Pokok pembahasan ketiga yang perlu diketahui ialah tentang teori-teori lain yang
mempunyai hubungan atau keterkaitan dengan ketiga Injil Sinoptis ini. Teori-teori tersebut
ialah Injil Matius berbahasa Aram sebagai Injil yang paling kuno, dimana teori ini
dikemukakan oleh L Vaganay pada tahun 1954 yang menyatakan bahwa pada latar
belakang ketiga Injil Sinoptis itu terdapat Matius dalam bahasa Aram yang kemudian
diterjemahkan ke dalam bahasa Yunani dan menjadi dasar bagi ketiga Injil Sinoptis yang
kita miliki sekarang ini. Namun, tidak semua ahli mendukung teori ini karena beberapa
pernyataan yang dikemukaan; Teori yang kedua adalah teori Markus-asali. Para ahli yang
menganut teori ini berpendapat bahwa Injil Markus yang dipakai oleh Injil Matius dan Injil
Lukas tidak sama dengan Injil Markus yang kita ketahui atau pakai sekarang ini, melainkan
menggunakan suatu Injil yang kemudian disadur menjadi Injil Markus yang kita ketahui
sekarang; Dan kemudian, teori terkahir adalah teori Proto-Lukas yang bisa disebut sebagai
suatu variasi dari teori dua sumber dan mempunyai bahan tentang kesengsaraan dan
kebangkitan Yesus. Ada beberapa alasan sehingga teori ini didukung. Alasan-alasan
tersebut ialah bahwa, bahan Q dan “L” dalam Lukas sering kali muncul secara tercampur,
sedangkan bahan dalam Markus tidak tercampur dengan Q ata “L”, dan alasan berikutnya
ialah apabila ada bahan Markus dan bahan Q/”L” yang agak sama isinya, maka seringkali
Lukas mengambil dari bahan ini melewati dan melewati bahan Markus. Pokok ini perlu
dibahas karena melihat dalam penafsiran, ada beberapa kasus yang diperdebatkan
mengenai sumber. Salah satu contohnya ada beberapa ahli yang menolak bahwa pernah
ada suatu sumber Q. Jika hal yang dikatakan tersebut benar, maka harus ada cara baru
untuk menerangkan kesamaan antara Injil yang satu dengan Injil yang lain (misalnya Injil
Matius dan Lukas yang kesamaannya tidak berdasarkan Markus). Maka dari itu, kita perlu
mengetahui teori-teori lain yang memiliki keterkaitan tersebut.
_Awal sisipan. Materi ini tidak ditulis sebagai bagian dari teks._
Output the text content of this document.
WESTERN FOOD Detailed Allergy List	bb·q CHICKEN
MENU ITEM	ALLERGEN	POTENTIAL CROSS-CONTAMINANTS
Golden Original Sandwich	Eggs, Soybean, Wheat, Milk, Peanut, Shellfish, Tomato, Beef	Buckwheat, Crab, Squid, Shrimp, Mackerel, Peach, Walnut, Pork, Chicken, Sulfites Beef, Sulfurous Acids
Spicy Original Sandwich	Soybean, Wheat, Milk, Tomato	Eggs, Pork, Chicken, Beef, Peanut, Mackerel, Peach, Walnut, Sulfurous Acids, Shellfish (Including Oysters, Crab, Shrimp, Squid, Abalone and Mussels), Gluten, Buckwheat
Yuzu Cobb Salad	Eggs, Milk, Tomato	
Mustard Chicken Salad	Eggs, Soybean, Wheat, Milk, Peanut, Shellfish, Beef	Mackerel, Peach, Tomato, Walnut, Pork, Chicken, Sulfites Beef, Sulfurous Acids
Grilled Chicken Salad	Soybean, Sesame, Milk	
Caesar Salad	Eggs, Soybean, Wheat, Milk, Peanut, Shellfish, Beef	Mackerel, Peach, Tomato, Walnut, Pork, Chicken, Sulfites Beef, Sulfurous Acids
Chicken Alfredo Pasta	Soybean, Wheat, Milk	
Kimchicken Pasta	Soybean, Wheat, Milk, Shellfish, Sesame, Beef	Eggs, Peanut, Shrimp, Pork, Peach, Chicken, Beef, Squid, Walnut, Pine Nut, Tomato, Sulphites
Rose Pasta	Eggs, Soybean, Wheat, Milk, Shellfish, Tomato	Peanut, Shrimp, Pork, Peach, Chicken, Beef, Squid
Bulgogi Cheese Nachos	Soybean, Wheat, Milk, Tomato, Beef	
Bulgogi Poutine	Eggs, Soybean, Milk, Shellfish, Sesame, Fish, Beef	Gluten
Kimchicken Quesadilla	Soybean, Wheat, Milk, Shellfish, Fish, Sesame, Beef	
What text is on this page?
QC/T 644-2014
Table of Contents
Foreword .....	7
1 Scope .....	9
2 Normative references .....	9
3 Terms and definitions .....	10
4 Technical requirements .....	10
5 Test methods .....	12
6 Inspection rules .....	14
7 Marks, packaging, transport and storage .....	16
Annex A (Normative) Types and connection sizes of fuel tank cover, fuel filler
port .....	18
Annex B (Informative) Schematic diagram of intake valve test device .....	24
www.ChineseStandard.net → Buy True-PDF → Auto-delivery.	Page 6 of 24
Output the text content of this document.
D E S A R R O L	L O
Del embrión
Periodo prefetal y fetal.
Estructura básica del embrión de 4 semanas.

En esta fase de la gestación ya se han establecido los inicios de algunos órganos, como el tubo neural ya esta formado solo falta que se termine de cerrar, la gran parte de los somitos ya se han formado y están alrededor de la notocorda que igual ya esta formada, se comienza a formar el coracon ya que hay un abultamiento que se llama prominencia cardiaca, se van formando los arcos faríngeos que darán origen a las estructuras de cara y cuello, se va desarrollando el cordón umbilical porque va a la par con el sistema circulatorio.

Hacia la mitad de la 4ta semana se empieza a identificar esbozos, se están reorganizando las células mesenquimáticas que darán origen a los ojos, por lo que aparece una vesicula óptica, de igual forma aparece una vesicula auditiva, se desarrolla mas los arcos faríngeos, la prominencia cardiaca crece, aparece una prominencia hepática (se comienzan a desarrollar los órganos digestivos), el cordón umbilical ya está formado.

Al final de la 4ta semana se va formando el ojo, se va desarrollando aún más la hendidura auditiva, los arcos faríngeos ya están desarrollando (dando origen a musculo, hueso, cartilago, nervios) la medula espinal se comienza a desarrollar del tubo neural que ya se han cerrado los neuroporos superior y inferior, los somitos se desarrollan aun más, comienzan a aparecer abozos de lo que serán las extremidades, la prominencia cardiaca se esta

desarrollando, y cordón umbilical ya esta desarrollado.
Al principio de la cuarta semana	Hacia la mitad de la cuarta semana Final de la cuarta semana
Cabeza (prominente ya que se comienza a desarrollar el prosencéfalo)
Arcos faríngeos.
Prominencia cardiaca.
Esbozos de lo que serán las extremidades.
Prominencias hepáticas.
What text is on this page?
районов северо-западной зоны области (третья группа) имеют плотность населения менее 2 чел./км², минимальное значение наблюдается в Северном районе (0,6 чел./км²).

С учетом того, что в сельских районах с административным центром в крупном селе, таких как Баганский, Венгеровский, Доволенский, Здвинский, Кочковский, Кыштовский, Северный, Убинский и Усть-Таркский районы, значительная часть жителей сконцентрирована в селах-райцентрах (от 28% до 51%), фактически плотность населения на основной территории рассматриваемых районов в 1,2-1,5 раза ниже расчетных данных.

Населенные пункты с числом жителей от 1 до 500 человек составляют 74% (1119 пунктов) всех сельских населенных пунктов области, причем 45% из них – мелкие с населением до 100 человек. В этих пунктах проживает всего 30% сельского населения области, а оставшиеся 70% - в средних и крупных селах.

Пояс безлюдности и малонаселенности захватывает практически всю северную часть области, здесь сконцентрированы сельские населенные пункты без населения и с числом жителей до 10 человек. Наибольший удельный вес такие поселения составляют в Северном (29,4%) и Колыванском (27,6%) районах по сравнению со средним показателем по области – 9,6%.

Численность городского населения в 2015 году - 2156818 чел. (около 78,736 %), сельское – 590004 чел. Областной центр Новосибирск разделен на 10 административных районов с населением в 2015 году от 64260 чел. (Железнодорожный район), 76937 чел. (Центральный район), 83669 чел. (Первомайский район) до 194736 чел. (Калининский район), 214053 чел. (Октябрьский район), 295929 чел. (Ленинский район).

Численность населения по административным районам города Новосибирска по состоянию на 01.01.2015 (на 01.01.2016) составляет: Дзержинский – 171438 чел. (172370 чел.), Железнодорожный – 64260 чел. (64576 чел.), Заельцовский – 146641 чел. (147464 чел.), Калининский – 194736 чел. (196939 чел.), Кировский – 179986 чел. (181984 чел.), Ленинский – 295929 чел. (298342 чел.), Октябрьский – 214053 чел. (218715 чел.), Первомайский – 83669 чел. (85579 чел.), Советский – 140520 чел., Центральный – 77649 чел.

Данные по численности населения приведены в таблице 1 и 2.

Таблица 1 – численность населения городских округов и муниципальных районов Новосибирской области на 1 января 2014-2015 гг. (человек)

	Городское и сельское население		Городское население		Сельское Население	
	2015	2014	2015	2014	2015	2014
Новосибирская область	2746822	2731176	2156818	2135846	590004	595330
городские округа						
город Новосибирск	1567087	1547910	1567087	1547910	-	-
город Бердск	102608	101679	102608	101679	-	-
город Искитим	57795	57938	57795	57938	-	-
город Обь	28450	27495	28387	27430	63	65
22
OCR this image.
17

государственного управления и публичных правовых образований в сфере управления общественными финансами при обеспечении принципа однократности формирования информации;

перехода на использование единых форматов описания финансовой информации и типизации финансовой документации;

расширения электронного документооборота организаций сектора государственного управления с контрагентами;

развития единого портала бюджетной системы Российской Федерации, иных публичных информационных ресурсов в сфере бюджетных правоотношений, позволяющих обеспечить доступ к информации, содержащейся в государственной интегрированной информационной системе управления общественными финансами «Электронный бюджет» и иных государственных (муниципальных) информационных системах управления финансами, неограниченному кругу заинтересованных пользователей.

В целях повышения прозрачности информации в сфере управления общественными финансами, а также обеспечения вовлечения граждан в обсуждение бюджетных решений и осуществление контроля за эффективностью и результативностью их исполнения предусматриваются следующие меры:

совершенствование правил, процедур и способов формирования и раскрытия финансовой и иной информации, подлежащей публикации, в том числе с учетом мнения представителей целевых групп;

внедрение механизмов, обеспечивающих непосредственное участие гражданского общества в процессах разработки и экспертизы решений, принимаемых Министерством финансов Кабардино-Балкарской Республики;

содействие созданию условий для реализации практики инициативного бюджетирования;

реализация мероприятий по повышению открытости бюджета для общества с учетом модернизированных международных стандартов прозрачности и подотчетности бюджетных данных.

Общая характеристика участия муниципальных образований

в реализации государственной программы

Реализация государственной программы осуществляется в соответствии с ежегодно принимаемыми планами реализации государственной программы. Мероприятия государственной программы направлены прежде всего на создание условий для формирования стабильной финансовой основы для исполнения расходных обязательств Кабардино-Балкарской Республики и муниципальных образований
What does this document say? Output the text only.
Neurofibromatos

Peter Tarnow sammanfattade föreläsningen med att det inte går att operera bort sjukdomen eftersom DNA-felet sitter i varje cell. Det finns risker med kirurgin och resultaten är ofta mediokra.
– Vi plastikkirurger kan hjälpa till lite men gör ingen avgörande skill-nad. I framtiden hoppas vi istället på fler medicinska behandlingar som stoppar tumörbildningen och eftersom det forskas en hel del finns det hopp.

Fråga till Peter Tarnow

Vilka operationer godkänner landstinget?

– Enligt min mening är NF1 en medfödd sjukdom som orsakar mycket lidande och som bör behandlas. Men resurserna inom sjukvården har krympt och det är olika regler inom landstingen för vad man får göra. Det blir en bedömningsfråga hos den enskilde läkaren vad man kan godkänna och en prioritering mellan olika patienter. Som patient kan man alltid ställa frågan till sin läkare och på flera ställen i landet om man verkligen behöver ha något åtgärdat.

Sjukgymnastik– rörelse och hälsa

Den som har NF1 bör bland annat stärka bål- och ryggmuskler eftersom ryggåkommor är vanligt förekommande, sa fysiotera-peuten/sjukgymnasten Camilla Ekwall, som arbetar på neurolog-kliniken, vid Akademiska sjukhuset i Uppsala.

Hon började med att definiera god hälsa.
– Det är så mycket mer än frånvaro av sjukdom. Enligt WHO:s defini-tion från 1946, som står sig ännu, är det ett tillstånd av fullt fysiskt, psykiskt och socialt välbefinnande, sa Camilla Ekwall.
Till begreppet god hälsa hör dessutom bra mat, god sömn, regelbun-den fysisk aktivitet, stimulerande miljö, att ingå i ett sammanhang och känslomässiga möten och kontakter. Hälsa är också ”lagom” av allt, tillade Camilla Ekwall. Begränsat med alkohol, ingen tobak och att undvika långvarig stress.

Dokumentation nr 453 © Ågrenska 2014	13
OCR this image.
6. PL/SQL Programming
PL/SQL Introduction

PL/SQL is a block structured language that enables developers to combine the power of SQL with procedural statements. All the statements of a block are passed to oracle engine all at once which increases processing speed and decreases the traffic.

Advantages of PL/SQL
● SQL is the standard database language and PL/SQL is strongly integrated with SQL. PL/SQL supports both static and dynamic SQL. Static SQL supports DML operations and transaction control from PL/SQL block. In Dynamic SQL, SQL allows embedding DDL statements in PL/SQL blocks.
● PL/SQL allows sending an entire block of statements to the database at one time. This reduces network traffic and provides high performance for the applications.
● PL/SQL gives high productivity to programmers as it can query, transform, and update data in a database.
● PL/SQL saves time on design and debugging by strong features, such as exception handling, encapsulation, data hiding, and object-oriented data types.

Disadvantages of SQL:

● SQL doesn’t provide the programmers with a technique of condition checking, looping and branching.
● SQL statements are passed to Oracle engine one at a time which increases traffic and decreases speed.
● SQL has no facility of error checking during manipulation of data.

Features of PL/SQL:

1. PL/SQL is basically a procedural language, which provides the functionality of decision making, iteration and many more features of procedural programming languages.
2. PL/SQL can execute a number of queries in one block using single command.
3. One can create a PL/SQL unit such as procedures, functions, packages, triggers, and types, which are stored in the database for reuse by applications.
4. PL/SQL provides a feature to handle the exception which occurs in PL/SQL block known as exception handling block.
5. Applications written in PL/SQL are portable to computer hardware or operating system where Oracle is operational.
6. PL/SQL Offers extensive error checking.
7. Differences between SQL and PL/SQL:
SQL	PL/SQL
Pokok pembahasan keempat yang perlu diketahui ialah melakukan penyelidikan
penyajian dengan metode kritik terhadap injil-injil dengan berusaha melihat maksud tujuan
si penginjil dalam mengaitkan tradisi-tradisi yang diterima serta dihubungkan dengan teks
tradisional yang dipakai. Metode ini bisa dilakukan dengan membaca dan melihat
bagaiman para penginjil tersebut meneruskan dan menyunting (cara kerja penginjil) tradisi-
tradisi yang didapatkan sehingga menjadi kitab (buku) yang kita ketahui sekarang ini. Cara
kerjanya ialah yang pertama, dengan penginjil mengaitkan bahan-bahan tertentu satu sama
lain. Contoh hasil yang dilakukan oleh redaktur atau orang yang melakukan penyelidikan
ini bisa dilihat dalam perbandingan Markus dan Lukas. Pada Matius 13 : 1-23 dengan
Markus 4 : 1-20, kemudian dalam Matius 13 : 16 dan ayat 17 ada sisipan bahan Q yang
juga ada pada Lukas di pasal 10 : 23 dan ayat 24. Cara kerja yang kedua ialah dengan
redaktur. Contohnya ada pada bahan tradisinonal dalam Lukas 19 : 11 yang juga ada pada
Markus 11 : 1. Cara ketiga ialah redaktur menyusun ceritanya dalam urutan tertentu.
Contohnya bisa kita temukan dalam Matius 8 : 18-27. Pada ayat 18, cerita tentang Yesus
meredakan angin ribut mulai diambil alih oleh Markus 4 : 35-41. Kemudian pada ayat 19
redaktur tidak meneruskan cerita dari Markus, tetapi memuat bahan yang tidak terdapat
dalam Markus, melainkan berasal dari sumber Q. Cara keempat adalah dengan redaktur
menanggapi dan menginterpretasi bahan tradisional. Misalnya pada Lukas 19 : 11, redaktur
Luksa memperkuat interpretasi perumpamaan berikutnya sebagai perumpamaan yang
menjelaskan bahwa setelah kematian dan kebangkitan Yesus, Kerajan Allah tidak pasti
akan datang. Namun, yang perlu kita ketahui juga, bahwa dalam penerapannya metode ini
tidaklah sempurna, sebab selain memiliki kelebihan, metode ini juga memiliki beberapa
kelemahan. Salah satunya ialah cukup sulit untuk menentukan secara detail atau rinci
situasi yang menjadi sasaran bagi redaktur dalam Injil-injil Sinoptis. Pokok ini perlu
dibahas karena ketikka kita membaca Injil-injil tersebut pasti ada pandangan dari dalam
bahwa isi Injil-injil tersebut ditentukan oleh penginjil (redaksi) Injil tersebut. Melalui
keberadaan proses penyelidikan, kita bisa masuk pada tahap pembentukan Kitab-kitab Injil
menjadi bentuk dan isi yang kita miliki saat ini.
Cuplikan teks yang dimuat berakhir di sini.